Das Grundgesetz sieht also keineswegs vor, dass die Abgeordneten nicht durch die gesetzliche Rentenversicherung erfasst werden, noch sieht es vor, irgendwelche „Nachteile auszugleichen und andererseits der Bedeutung des Mandats durch Anknüpfung an die Leistungen aktiver Parlamentarier gerecht zu werden“, wie es im Alterssicherungsbericht unter Anspielung auf das Grundgesetz heißt. Diese „Bedeutung“ schreiben sich die Parlamentarier nur selbst zu bzw. ein von ihnen ausgearbeitetes Bundesgesetz.

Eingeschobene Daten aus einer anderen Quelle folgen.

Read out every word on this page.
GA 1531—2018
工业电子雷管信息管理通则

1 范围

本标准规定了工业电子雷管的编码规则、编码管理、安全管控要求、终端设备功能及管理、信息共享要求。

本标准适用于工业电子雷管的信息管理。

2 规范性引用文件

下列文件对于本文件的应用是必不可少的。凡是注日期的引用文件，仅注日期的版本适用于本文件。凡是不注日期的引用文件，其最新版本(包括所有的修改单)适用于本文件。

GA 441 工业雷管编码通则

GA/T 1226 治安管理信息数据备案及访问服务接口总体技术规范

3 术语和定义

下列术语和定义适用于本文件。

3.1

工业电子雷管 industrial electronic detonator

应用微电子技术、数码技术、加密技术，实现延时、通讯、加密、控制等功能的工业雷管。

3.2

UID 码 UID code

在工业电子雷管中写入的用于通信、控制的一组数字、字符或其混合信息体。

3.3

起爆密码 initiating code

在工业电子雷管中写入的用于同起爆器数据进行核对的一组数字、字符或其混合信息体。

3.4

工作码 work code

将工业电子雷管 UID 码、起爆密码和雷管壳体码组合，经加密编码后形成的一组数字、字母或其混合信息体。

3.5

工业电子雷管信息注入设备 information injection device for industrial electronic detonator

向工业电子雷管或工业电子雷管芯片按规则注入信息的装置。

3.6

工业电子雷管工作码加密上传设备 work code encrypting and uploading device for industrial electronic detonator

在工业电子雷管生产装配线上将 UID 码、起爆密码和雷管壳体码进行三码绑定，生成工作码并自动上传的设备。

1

Altersarmut droht den Bundestagsabgeordneten – und das ist hier der eigentliche Aufhänger und nicht etwa eine Neid-Debatte – droht den Bundestagsabgeordneten wohl kaum. Im Alterssicherungsbericht heißt es hierzu:

„Der durchschnittliche monatliche Zahlbetrag lag im Dezember 2011 bei den Versorgungsempfängern in Bund und Ländern zwischen 3.004 Euro beim Deutschen Bundestag und 314 Euro in Hamburg (Teilzeitparlament), und bei den Hinterbliebenen zwischen 2.029 Euro beim Deutschen Bundestag und 384 Euro in Hamburg. Die Angaben beziehen sich nur auf die Zeit der Abgeordnetentätigkeit und lassen keine Aussagen hinsichtlich der Gesamtversorgung zu.“

Und:

„Der Gesetzgeber sieht in der Regel eine Mandatsdauer von mehr als einer Wahlperiode als Voraussetzung dafür vor, dass die Ansprüche aus dem bisherigen – vom jeweiligen Beruf abhängenden – Alterssicherungssystem durch Ansprüche aus dem Versorgungssystem der Abgeordneten ergänzt werden können. Seit dem 1. Januar 2008 beträgt für Abgeordnete des Deutschen Bundestages die Mindestmitglieds-dauer ein Jahr. Die Leistungen der Alters- und Hinterbliebenenversorgung, die in vollem Um-fang einkommensteuerpflichtig sind, werden zwölfmal jährlich gezahlt…Zur Absicherung im Krankheitsfall haben Versorgungsempfänger Anspruch entweder auf Beihilfe nach beamtenrechtlichen Maßstäben (Brandenburg: nur analoge Anwendung der Beihilfevorschriften) oder auf Zuschuss zu ihren Kranken- und Pflegeversicherungsbeiträgen.“

Die Frage die sich hier stellt ist: Liegt es nicht nahe, dass diejenigen, die sich mit ihrer eigenen Alterssicherung so weit von der Alterssicherung der Bevölkerungsmehrheit entfernt haben, den Sinn für die Alltagsrealität von Rentnern und Beitragszahlern wie für das gesetzliche Rentensystem insgesamt verloren haben, weil sie selbst von ihrer Gesetzgebung – die Absenkung des Rentenniveaus, die Zerstörung der Rentenformel, die Rente mit 67 – überhaupt nicht betroffen sind? Und geht das so ausgestaltete Alterssicherungssystem nicht weit, allzu weit über die Vorgabe des Grundgesetzes in Artikel 48 Absatz 3 hinaus? Meine Antwort lautet ja.